The mechanism that incorporates water into the terrestrial planets is a matter of extensive debate for planetary scientists. Now, observations of the giant asteroid Vesta by NASA's Dawn mission suggest that hydrated materials were delivered to it mainly through a buildup of small particles during an epoch when the solar system was rich in dust.

This is a radically different process from the way hydrated materials have been deposited on the moon and may have implications for the formation of terrestrial planets, including the delivery of the water that formed Earth's ocean. Maria Cristina De Sanctis and the Dawn team present the scenarios today at the European Planetary Science Congress in Madrid, Spain.

"Vesta's surface shows distinct areas enriched with hydrated materials," said De Sanctis, of the Italian National Institute for Astrophysics in Rome.

"These regions are not dependent on solar illumination or temperature, as we find in the case of the moon. The uneven distribution is unexpected and indicates ancient processes that differ from those believed to be responsible for delivering water to other airless bodies, like the moon."

A team led by De Sanctis studied data from Dawn's visible and infrared mapping spectrometer, which complement recently reported data on hydrogen distribution from Dawn's gamma ray and neutron detector.

Their analysis showed large regional concentrations of hydroxyl - a hydrogen and an oxygen atom bound together - clearly associated with geological features, including ancient, highly-cratered terrains and a crater named Oppia.

Hydroxyl on the surface of the moon is thought to be created continuously by the interaction of protons from the solar wind with the top 10 feet (few meters) of the lunar surface, or regolith. Highest concentrations are found in areas near the lunar poles and in permanently shadowed craters where it is very cold.

By contrast, the distribution of hydroxyl on Vesta is not dependent on significant shadowing or unusual cold temperatures. It is also stable over time, so its origin does not appear to be due to short-term processes.
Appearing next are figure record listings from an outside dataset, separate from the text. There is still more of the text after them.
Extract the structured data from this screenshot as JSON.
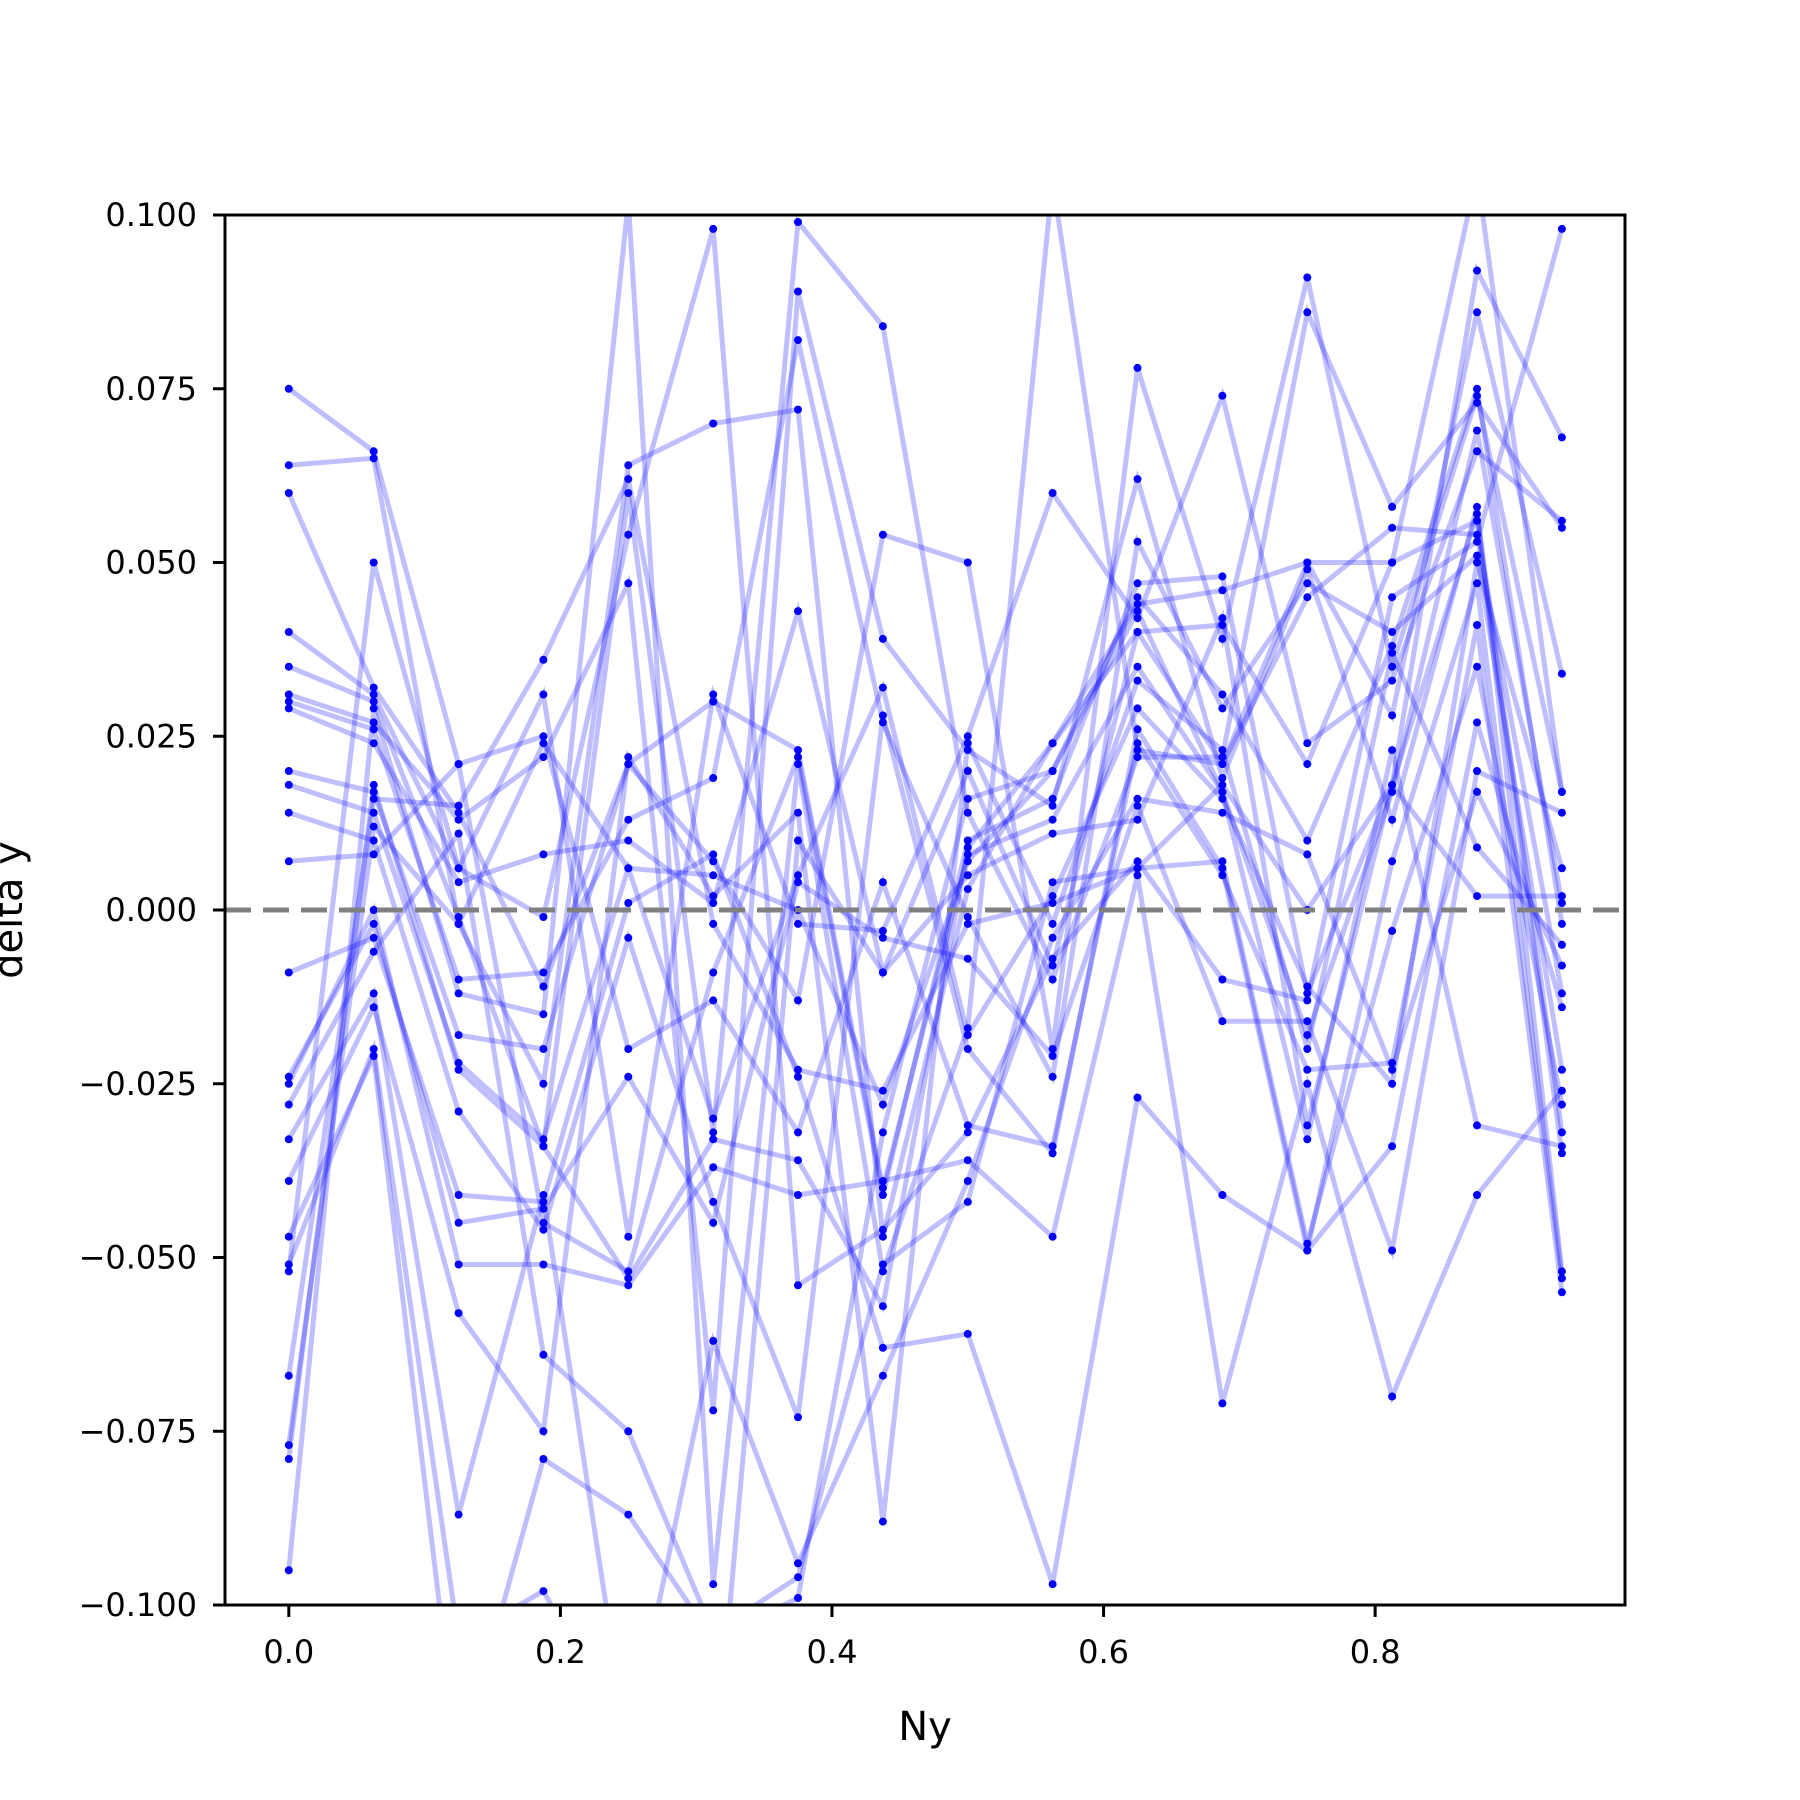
{
  "chart_data": {
    "type": "line",
    "title": "",
    "xlabel": "Ny",
    "ylabel": "delta y",
    "xlim": [
      -0.047,
      0.984
    ],
    "ylim": [
      -0.1,
      0.1
    ],
    "xticks": [
      0.0,
      0.2,
      0.4,
      0.6,
      0.8
    ],
    "xtick_labels": [
      "0.0",
      "0.2",
      "0.4",
      "0.6",
      "0.8"
    ],
    "yticks": [
      -0.1,
      -0.075,
      -0.05,
      -0.025,
      0.0,
      0.025,
      0.05,
      0.075,
      0.1
    ],
    "ytick_labels": [
      "−0.100",
      "−0.075",
      "−0.050",
      "−0.025",
      "0.000",
      "0.025",
      "0.050",
      "0.075",
      "0.100"
    ],
    "reference_line": {
      "y": 0.0,
      "style": "dashed",
      "color": "#808080"
    },
    "grid": false,
    "legend": "none",
    "line_color": "#0000ff",
    "marker_color": "#0000ff",
    "x": [
      0.0,
      0.0625,
      0.125,
      0.1875,
      0.25,
      0.3125,
      0.375,
      0.4375,
      0.5,
      0.5625,
      0.625,
      0.6875,
      0.75,
      0.8125,
      0.875,
      0.9375
    ],
    "series": [
      {
        "values": [
          0.075,
          0.066,
          0.021,
          -0.045,
          -0.052,
          -0.009,
          0.022,
          -0.041,
          0.01,
          0.016,
          0.047,
          0.048,
          -0.012,
          0.018,
          0.092,
          0.068
        ]
      },
      {
        "values": [
          0.064,
          0.065,
          -0.002,
          -0.025,
          0.064,
          0.07,
          0.072,
          -0.047,
          0.003,
          0.024,
          0.044,
          0.046,
          0.05,
          0.028,
          0.086,
          0.034
        ]
      },
      {
        "values": [
          0.06,
          0.032,
          0.014,
          -0.011,
          0.021,
          0.007,
          -0.013,
          0.054,
          0.05,
          -0.02,
          0.078,
          0.039,
          0.091,
          0.035,
          0.074,
          0.017
        ]
      },
      {
        "values": [
          0.04,
          0.031,
          0.006,
          0.031,
          -0.047,
          0.031,
          -0.002,
          -0.003,
          0.025,
          0.06,
          0.042,
          0.074,
          0.024,
          0.033,
          0.066,
          0.056
        ]
      },
      {
        "values": [
          0.035,
          0.03,
          -0.001,
          -0.034,
          0.06,
          -0.032,
          0.099,
          0.084,
          0.014,
          -0.01,
          0.022,
          0.022,
          0.086,
          0.058,
          0.073,
          0.055
        ]
      },
      {
        "values": [
          0.031,
          0.027,
          0.013,
          0.022,
          0.047,
          -0.072,
          0.089,
          0.039,
          0.023,
          0.015,
          0.062,
          0.019,
          0.049,
          0.013,
          0.058,
          -0.052
        ]
      },
      {
        "values": [
          0.03,
          0.026,
          -0.01,
          -0.009,
          0.013,
          0.019,
          0.082,
          0.027,
          -0.001,
          -0.024,
          0.053,
          0.029,
          0.047,
          0.04,
          0.051,
          -0.023
        ]
      },
      {
        "values": [
          0.029,
          0.024,
          0.004,
          0.008,
          0.01,
          0.001,
          0.043,
          -0.009,
          0.02,
          -0.008,
          0.04,
          0.041,
          0.021,
          0.05,
          0.056,
          -0.035
        ]
      },
      {
        "values": [
          0.02,
          0.017,
          -0.018,
          -0.02,
          0.021,
          0.03,
          0.023,
          -0.04,
          0.008,
          0.013,
          0.035,
          0.017,
          -0.018,
          0.017,
          0.069,
          0.001
        ]
      },
      {
        "values": [
          0.018,
          0.014,
          -0.022,
          -0.033,
          0.006,
          -0.03,
          0.005,
          0.032,
          -0.018,
          0.002,
          0.029,
          0.016,
          -0.011,
          -0.025,
          0.05,
          0.006
        ]
      },
      {
        "values": [
          0.014,
          0.01,
          -0.029,
          -0.046,
          -0.004,
          -0.042,
          -0.073,
          0.028,
          -0.02,
          -0.035,
          0.026,
          0.006,
          -0.049,
          0.007,
          0.047,
          -0.053
        ]
      },
      {
        "values": [
          0.007,
          0.008,
          0.021,
          0.025,
          -0.02,
          -0.013,
          -0.032,
          0.004,
          -0.031,
          -0.034,
          0.024,
          0.005,
          -0.023,
          -0.022,
          0.041,
          -0.055
        ]
      },
      {
        "values": [
          -0.009,
          -0.004,
          -0.041,
          -0.042,
          0.001,
          0.008,
          -0.024,
          -0.063,
          -0.061,
          -0.097,
          -0.027,
          -0.041,
          -0.049,
          -0.034,
          0.027,
          -0.014
        ]
      },
      {
        "values": [
          -0.024,
          -0.002,
          -0.045,
          -0.043,
          -0.024,
          -0.045,
          0.004,
          -0.004,
          -0.007,
          -0.021,
          0.015,
          -0.016,
          -0.016,
          -0.049,
          0.02,
          0.014
        ]
      },
      {
        "values": [
          -0.025,
          0.0,
          -0.051,
          -0.051,
          -0.054,
          -0.037,
          -0.041,
          -0.039,
          -0.036,
          -0.047,
          0.005,
          -0.071,
          -0.025,
          -0.07,
          -0.041,
          -0.026
        ]
      },
      {
        "values": [
          -0.028,
          -0.006,
          0.011,
          -0.064,
          -0.075,
          -0.104,
          -0.096,
          -0.051,
          -0.042,
          0.004,
          0.006,
          0.007,
          -0.048,
          -0.003,
          0.035,
          -0.028
        ]
      },
      {
        "values": [
          -0.033,
          -0.012,
          -0.087,
          -0.041,
          -0.121,
          -0.062,
          -0.094,
          -0.067,
          -0.039,
          -0.004,
          0.016,
          0.014,
          0.008,
          -0.023,
          0.017,
          -0.008
        ]
      },
      {
        "values": [
          -0.039,
          -0.014,
          -0.058,
          -0.075,
          0.022,
          0.002,
          0.014,
          -0.088,
          0.024,
          -0.002,
          0.033,
          0.023,
          -0.02,
          0.037,
          0.009,
          -0.005
        ]
      },
      {
        "values": [
          -0.047,
          -0.021,
          -0.123,
          -0.079,
          -0.087,
          -0.105,
          -0.099,
          -0.032,
          0.016,
          0.02,
          0.043,
          0.017,
          -0.033,
          0.023,
          -0.031,
          -0.034
        ]
      },
      {
        "values": [
          -0.051,
          -0.02,
          -0.105,
          -0.098,
          -0.12,
          -0.127,
          0.01,
          -0.009,
          0.005,
          0.011,
          0.013,
          0.042,
          -0.031,
          0.018,
          0.057,
          -0.032
        ]
      },
      {
        "values": [
          -0.052,
          0.05,
          0.006,
          -0.001,
          0.054,
          0.098,
          -0.054,
          -0.046,
          -0.032,
          -0.007,
          0.007,
          -0.01,
          -0.013,
          0.045,
          0.053,
          0.098
        ]
      },
      {
        "values": [
          -0.067,
          0.016,
          0.015,
          0.036,
          0.062,
          -0.002,
          -0.023,
          -0.026,
          -0.002,
          0.001,
          0.006,
          0.018,
          0.0,
          0.018,
          0.002,
          0.002
        ]
      },
      {
        "values": [
          -0.077,
          0.012,
          -0.002,
          0.024,
          0.006,
          0.005,
          0.0,
          -0.028,
          0.007,
          0.02,
          0.045,
          0.031,
          0.01,
          0.038,
          0.075,
          -0.002
        ]
      },
      {
        "values": [
          -0.079,
          0.018,
          -0.023,
          -0.034,
          -0.053,
          -0.033,
          -0.036,
          -0.057,
          0.009,
          0.024,
          0.04,
          0.021,
          0.045,
          0.055,
          0.054,
          -0.012
        ]
      },
      {
        "values": [
          -0.095,
          0.029,
          -0.012,
          -0.015,
          0.102,
          -0.097,
          0.021,
          -0.052,
          -0.017,
          0.105,
          0.023,
          0.021,
          0.05,
          0.05,
          0.106,
          0.017
        ]
      }
    ]
  }
}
The hydroxyl-rich regions on Vesta broadly correspond to its oldest surfaces. Around relatively large and young impact craters, hydroxyl detections are weak or absent, suggesting that the delivery of the substance is not an ongoing process.

The evidence from Dawn's visible and infrared mapping spectrometer suggests that much of Vesta's hydroxyl was delivered by small particles of primitive material, less than a few centimeters in diameter, over a time-limited period.

This period may have occurred during the primordial solar system, around the time water is believed to have accumulated on Earth, or during the Late Heavy Bombardment, when collisions with space rocks would have produced a significant amount of dust.

However, this is not the whole story of hydrated materials on Vesta. The Oppia Crater is hydroxyl-rich, but not covered with the primitive dark material. This suggests there is more than one mechanism at work for depositing hydroxyl on Vesta's surface.

"The origin of Vesta's hydroxyl is certainly complex and possibly not unique: there could be various sources, like formation of hydroxyl actually on Vesta, in addition to the primordial impactors," said De Sanctis.

"Vesta is providing new insights into the delivery of hydrous materials in the main asteroid belt, and may offer new scenarios on the delivery of hydrous minerals in the inner solar system, suggesting processes that may have played a role in the formation of terrestrial planets."